Many people use herbs when they are cooking to add flavour and colour to their dishes but in doing so don’t stop to consider just how much pesticide and other chemicals are used in their growing.
Herbs that are sold in supermarkets are normally grown to such proportions that pesticides and chemicals are used along with irradiation methods to ensure bumper crops and also to speed up the growing process.
Organic vs. Chemically Aided Growth
Growing herbs, vegetables or crops organically is much healthier than the methods many large companies and farmers use which include the use of pesticides, chemical feeds and irradiation techniques. However it is important to look at the cost of such products both in terms of production and also consumer buying.

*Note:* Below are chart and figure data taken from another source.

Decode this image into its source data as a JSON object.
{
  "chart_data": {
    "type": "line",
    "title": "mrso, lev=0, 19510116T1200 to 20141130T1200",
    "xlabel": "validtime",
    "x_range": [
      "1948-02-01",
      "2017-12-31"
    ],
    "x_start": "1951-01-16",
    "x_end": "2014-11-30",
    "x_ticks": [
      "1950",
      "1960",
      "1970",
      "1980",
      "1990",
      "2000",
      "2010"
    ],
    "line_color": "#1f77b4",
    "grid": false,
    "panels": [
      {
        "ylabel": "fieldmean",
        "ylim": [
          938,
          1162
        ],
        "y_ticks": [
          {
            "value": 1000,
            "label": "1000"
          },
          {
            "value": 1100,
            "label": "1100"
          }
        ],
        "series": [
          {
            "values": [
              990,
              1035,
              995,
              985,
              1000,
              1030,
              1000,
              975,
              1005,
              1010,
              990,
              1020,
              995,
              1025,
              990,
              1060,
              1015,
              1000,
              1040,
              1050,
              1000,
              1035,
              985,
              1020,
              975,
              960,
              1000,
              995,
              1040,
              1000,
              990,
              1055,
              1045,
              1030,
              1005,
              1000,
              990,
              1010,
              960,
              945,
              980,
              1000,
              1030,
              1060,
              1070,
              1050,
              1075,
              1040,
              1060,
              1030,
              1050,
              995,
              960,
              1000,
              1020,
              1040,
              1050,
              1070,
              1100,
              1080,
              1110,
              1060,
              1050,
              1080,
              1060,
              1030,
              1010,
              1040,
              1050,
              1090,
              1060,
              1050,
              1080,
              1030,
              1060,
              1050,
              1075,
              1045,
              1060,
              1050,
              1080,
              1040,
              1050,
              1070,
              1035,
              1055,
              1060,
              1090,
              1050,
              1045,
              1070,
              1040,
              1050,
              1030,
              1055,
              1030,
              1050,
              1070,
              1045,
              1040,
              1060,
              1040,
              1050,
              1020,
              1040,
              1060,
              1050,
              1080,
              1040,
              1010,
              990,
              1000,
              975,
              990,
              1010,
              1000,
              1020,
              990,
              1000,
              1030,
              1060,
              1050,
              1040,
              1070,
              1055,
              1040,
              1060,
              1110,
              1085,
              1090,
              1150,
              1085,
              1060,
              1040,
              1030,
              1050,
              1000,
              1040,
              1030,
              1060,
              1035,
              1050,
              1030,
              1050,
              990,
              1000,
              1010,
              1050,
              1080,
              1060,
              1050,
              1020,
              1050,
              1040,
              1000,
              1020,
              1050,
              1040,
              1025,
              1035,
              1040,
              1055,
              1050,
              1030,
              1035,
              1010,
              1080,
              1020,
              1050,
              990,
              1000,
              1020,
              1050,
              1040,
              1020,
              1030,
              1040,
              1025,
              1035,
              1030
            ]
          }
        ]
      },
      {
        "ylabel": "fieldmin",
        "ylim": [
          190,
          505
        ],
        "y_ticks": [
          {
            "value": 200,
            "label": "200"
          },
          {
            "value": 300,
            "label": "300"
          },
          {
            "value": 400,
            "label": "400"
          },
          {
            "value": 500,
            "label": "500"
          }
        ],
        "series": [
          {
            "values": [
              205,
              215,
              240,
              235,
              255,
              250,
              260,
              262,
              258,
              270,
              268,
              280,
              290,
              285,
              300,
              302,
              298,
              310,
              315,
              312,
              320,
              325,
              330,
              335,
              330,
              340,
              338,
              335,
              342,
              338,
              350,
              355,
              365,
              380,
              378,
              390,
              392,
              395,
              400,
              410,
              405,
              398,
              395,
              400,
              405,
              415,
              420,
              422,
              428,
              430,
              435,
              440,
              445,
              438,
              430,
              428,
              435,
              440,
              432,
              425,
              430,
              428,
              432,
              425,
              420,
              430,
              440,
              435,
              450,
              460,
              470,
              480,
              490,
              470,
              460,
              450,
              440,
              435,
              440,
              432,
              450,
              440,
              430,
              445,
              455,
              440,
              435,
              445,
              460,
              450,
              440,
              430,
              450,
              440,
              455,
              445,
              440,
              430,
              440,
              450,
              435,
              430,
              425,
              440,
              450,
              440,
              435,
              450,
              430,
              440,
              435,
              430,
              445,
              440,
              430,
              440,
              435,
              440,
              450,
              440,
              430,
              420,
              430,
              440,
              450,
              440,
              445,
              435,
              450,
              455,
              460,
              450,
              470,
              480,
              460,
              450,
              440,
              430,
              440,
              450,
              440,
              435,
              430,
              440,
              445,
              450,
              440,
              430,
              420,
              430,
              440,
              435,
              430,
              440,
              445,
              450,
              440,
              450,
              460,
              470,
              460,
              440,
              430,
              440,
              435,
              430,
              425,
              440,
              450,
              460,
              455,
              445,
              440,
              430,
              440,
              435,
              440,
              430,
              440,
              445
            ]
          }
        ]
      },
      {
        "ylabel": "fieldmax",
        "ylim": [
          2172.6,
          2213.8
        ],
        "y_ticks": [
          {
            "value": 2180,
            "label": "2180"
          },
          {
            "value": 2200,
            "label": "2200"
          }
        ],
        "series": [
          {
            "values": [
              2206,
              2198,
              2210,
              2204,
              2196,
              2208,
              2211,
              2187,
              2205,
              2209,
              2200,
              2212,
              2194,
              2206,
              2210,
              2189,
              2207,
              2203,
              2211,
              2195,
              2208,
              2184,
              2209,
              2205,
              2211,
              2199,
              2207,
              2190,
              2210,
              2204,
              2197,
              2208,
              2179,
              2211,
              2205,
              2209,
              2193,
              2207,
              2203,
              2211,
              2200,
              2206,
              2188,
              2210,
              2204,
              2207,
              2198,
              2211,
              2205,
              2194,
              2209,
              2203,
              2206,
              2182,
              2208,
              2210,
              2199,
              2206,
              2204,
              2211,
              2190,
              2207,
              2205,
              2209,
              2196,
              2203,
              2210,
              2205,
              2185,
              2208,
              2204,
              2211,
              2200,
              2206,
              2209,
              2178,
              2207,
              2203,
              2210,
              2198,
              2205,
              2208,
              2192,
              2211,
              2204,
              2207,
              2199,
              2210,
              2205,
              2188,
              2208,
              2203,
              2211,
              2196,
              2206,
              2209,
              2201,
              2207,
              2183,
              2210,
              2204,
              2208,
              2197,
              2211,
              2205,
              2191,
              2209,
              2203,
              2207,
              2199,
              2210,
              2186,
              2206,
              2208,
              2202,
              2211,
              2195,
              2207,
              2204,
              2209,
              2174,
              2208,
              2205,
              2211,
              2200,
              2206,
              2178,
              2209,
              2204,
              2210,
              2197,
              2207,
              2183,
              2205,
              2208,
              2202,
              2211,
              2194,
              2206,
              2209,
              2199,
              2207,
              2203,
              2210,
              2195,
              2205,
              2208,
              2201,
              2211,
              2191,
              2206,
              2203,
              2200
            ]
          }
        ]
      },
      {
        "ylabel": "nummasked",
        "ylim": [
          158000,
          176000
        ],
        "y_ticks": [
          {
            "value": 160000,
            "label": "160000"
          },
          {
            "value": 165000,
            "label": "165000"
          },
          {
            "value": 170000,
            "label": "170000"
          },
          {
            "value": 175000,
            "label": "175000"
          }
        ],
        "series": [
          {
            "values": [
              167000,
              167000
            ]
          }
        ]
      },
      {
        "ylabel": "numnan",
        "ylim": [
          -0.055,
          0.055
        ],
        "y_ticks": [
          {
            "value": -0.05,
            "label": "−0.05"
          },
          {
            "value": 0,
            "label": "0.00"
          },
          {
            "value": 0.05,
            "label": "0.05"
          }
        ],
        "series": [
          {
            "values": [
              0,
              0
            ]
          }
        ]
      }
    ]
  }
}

You will find that buying organic produce in your local supermarket may cost that little bit extra but for those of us concerned with the levels of chemicals used and the effects these chemicals can have on our systems, this small amount more is worth paying.
Chemically-aided products, especially those grown outside can through time absorb quantities of the chemicals and pesticides that have been used to help grow and protect them and this can (a) reduce the flavour and (b) increase your chances of ingesting quantities of a substance that you would not normally come into contact with.
Supermarkets vs. Home Grown
There is a shift of emphasis taking place at the moment and this shift is taking consumers away from the products found on supermarket shelves and towards smaller market garden producers.
Many supermarkets carry a range of organic products on their shelves but not to the quantities that we are consumers would want. There is still much emphasis placed on mass produced products that can be bought by the supermarkets in bulk at greatly reduced prices and passed on to the consumer at cheaper – but still high enough prices – to ensure the supermarkets make a healthy profit.
There has been in the last few months of 2007 and the first few months of 2008 a push towards healthier eating which includes reducing the amount of mass produced foods we eat and increasing the amount of home grown and organically farmed products we eat. These campaigns have taken in poultry, meat, vegetables, herbs and breads.
Growing Organic Herbs
Anyone can grow organic herbs and you do not need to have acres of land to do so. You can grow herbs in any spare plot of soil you have in your garden, in trays in your greenhouse, on your allotment or even in window boxes.
Herbs do however require space to grow so it is a wise idea not to try and grow anything alongside them as they tend to sprawl out and can starve other growing plants or vegetables of much needed oxygen and nutrients in the soil.
You can buy the seeds for herbs from most garden centres and indeed even in supermarkets. Plant them in the desired location and keep them watered and fed using organic compost and feed and they will provide you with a plentiful and flavoursome supply for many months.
In addition growing your own herbs means that you can be sure that whatever you add to your dishes will provide one hundred per cent genuine flavour with no need to worry about chemicals or pesticide tainting.
If you want to grow herbs but have never done so you can ask your local garden centre representative for details as to how to go about it. They will be more than happy to help and may also be able to recommend a selection of herbs that will grow in your particular soil.